Tea Party Patriots, which helped put together a September rally that drew tens of thousands to Washington, view the confab — which is being held at Nashville’s swank Opryland Gaylord hotel — as the “usurpation of a grassroots movement,” according to Mark Meckler, a leader of the group. “Most people in our movement can’t afford anything like that,” Meckler told TPMmuckraker, referring to the price tag. “So it’s really not aimed at the average grassroots person.”
Robin Stublen, a Tea Party Patriots volunteer, echoed that view. “This convention is $550 dollars,” said Stublen. “How grassroots is that?”
Not only is the price of the convention exorbitantly prohibitive for most, but organizers don’t seem to want any press coverage either.
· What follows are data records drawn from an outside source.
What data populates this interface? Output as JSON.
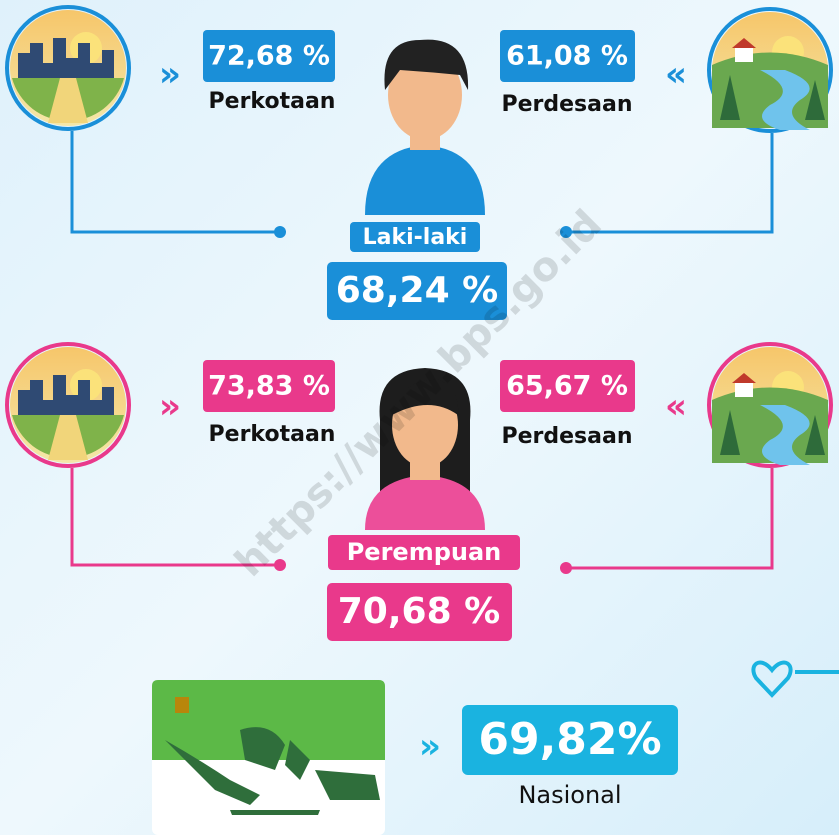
{
  "male": {
    "label": "Laki-laki",
    "total": "68,24 %",
    "urban": {
      "value": "72,68 %",
      "label": "Perkotaan"
    },
    "rural": {
      "value": "61,08 %",
      "label": "Perdesaan"
    }
  },
  "female": {
    "label": "Perempuan",
    "total": "70,68 %",
    "urban": {
      "value": "73,83 %",
      "label": "Perkotaan"
    },
    "rural": {
      "value": "65,67 %",
      "label": "Perdesaan"
    }
  },
  "national": {
    "value": "69,82%",
    "label": "Nasional"
  },
  "watermark": "https://www.bps.go.id"
}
Today, David Weigel pointed out the preliminary list of scheduled breakout topics and among them is one entitled “Why Christians Must Engage,” run by Rick Scarborough. Maybe the event organizers are afraid that the media might see Republican leaders like Palin and Bachmann sharing the stage with the likes of Scarborough:
Scarborough, who served on Mike Huckabee’s Faith and Values Committee during the latter’s presidential campaign, unleashed a fiery sermon more befitting a Sunday sermon than a political gathering. But since the two are essentially one in the same for Scarborough and the other participants, his proclamations that he is neither a Republican nor a Democrat but rather a “Christocrat” who will support only candidates who proudly stand up on the campaign trail and say “yes, there’s a God” and who realizes that the Constitution is a godly document designed to guide this nation by Christian principles, just as the Bible is designed to guide the lives of all of mankind. He then rails against Republican failures to defund the Department of Education and Planned Parenthood before turning his attention to President Obama and “his minions” who are intent on giving civil rights to “sodomites” while banning the Bible and putting Christians in jail. Eventually he turns to the “shadow government” constructed by President Obama filled with “well-financed, well-heeled, and highly-staffed professional infidels who have dedicated their life” to destroying America.